Réforme

Le pilotage stratégique du Conseil fédéral laisse à désirer

Les commissions de gestion des Chambres fédérales s’inquiètent du manque de direction politique du gouvernement. Un argument pour une réforme

«Il n’y a pas de pilote dans l’avion du Conseil fédéral», a estimé la présidente de la commission de gestion du Conseil national, Maria Roth-Bernasconi (PS/GE), en présentant mardi un rapport sévère sur les carences de pilotage stratégique du gouvernement.

Piqué au vif, le Conseil fédéral a aussitôt répliqué que, «dans une démocratie directe, l’importance des instruments de planification doit être relativisée».

Il y aura manifestement de l’ambiance entre le parlement et le gouvernement pour la réforme du Conseil fédéral. Celui-ci, qui redoute de perdre des prérogatives dans l’opération, minimise en effet la nécessité d’une réforme en profondeur.

D’une part, selon lui, gouverner en Suisse sur la base d’un programme politique a ses limites, car cela suppose une coalition des partis au parlement afin d’éviter des changements réguliers de majorités. D’autre part, la planification du travail du gouvernement est soumise régulièrement aux votations du peuple. Bref, le parlement ne brille pas par sa cohésion et le peuple est par essence imprévisible. Ce qui exclurait tout pilotage stratégique.

«Le Conseil fédéral n’a rien compris, nous ne parlons pas d’un contrôle de son action, mais bien de la conduite stratégique des affaires», s’est agacé Claude Janiak, président de la commission de gestion du Conseil des Etats.

Le grand péché du Conseil fédéral, c’est la départementalisation. Chaque chef de département mène bien sa barque au cas par cas, utilise au mieux les informations sur les menaces qui se profilent sur tel ou tel dossier ou projet.

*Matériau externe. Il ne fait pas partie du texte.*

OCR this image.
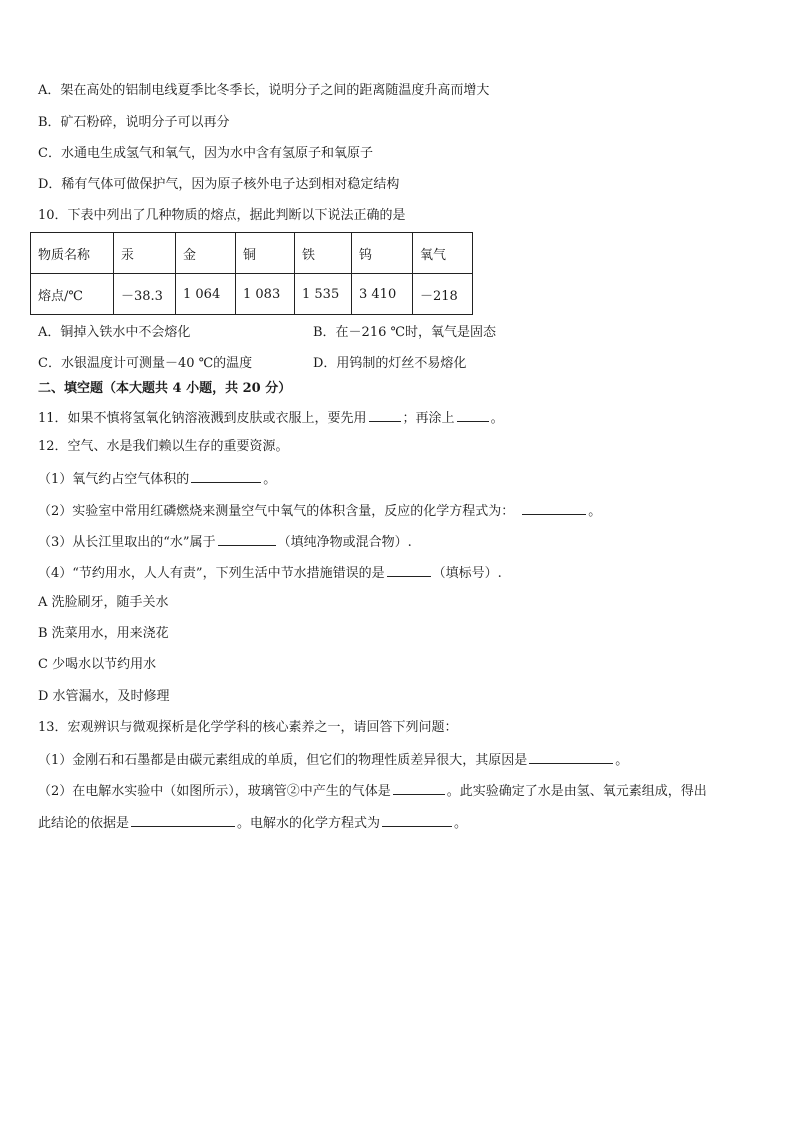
A．架在高处的铝制电线夏季比冬季长，说明分子之间的距离随温度升高而增大
B．矿石粉碎，说明分子可以再分
C．水通电生成氢气和氧气，因为水中含有氢原子和氧原子
D．稀有气体可做保护气，因为原子核外电子达到相对稳定结构
10．下表中列出了几种物质的熔点，据此判断以下说法正确的是
物质名称	汞	金	铜	铁	钨	氧气
熔点/℃	－38.3	1 064	1 083	1 535	3 410	－218
A．铜掉入铁水中不会熔化	B．在－216 ℃时，氧气是固态
C．水银温度计可测量－40 ℃的温度	D．用钨制的灯丝不易熔化
二、填空题（本大题共 4 小题，共 20 分）
11．如果不慎将氢氧化钠溶液溅到皮肤或衣服上，要先用	；再涂上	。
12．空气、水是我们赖以生存的重要资源。
（1）氧气约占空气体积的	。
（2）实验室中常用红磷燃烧来测量空气中氧气的体积含量，反应的化学方程式为：	。
（3）从长江里取出的“水”属于	（填纯净物或混合物）.
（4）“节约用水，人人有责”，下列生活中节水措施错误的是	（填标号）.
A 洗脸刷牙，随手关水
B 洗菜用水，用来浇花
C 少喝水以节约用水
D 水管漏水，及时修理
13．宏观辨识与微观探析是化学学科的核心素养之一，请回答下列问题：
（1）金刚石和石墨都是由碳元素组成的单质，但它们的物理性质差异很大，其原因是	。
（2）在电解水实验中（如图所示），玻璃管②中产生的气体是	。此实验确定了水是由氢、氧元素组成，得出
此结论的依据是	。电解水的化学方程式为	。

Mais la vision d’ensemble est quasiment inexistante. Il n’y a pas de coordination à long terme entre les objectifs, la planification du financement et la répartition des tâches. Le Conseil fédéral manque de temps, il ne lit même pas les notes de discussions que lui préparent les services administratifs, notes qui arrivent souvent trop tard.

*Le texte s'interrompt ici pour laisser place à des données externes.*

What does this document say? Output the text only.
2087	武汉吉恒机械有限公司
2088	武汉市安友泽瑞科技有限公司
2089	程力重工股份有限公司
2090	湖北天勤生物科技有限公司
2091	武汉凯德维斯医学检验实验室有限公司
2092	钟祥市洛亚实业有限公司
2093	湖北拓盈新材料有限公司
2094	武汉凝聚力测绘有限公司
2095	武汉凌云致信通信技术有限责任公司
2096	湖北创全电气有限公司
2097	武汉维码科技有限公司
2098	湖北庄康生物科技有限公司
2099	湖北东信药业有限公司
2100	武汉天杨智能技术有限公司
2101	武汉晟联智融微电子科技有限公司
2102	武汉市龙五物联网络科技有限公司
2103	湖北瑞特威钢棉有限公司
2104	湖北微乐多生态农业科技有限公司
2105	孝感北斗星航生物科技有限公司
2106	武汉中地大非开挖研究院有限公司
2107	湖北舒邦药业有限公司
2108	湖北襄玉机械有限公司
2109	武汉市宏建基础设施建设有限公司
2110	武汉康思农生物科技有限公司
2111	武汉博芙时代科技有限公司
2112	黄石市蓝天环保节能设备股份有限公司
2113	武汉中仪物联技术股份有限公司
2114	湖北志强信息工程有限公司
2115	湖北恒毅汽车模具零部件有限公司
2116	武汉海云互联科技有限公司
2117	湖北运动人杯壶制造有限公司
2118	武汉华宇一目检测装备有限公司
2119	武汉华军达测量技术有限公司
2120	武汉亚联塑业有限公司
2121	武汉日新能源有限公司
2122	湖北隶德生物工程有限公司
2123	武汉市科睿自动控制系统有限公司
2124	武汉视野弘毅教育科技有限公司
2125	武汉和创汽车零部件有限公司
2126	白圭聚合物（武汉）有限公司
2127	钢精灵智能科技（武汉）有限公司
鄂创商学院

Le gouvernement ne prête donc qu’une importance secondaire au pilotage stratégique. Il n’a que peu d’occasions d’approfondir certains thèmes: «Comment le Conseil fédéral n’a-t-il pas vu venir plus tôt la crise du secret bancaire et la question de la fraude fiscale?» s’interroge Claude Janiak.

En janvier, au plus fort de la crise sur les données bancaires dérobées, la conseillère fédérale Micheline Calmy-Rey avait elle-même avoué «qu’il n’y a aucune stratégie visible. Nous devons nous montrer plus décidés.» Entre les membres du Conseil fédéral ou au sein de l’administration, il n’y a pas d’ailleurs de conception commune du rôle des instruments de pilotage. Le Conseil fédéral réagit, mais a du mal à anticiper.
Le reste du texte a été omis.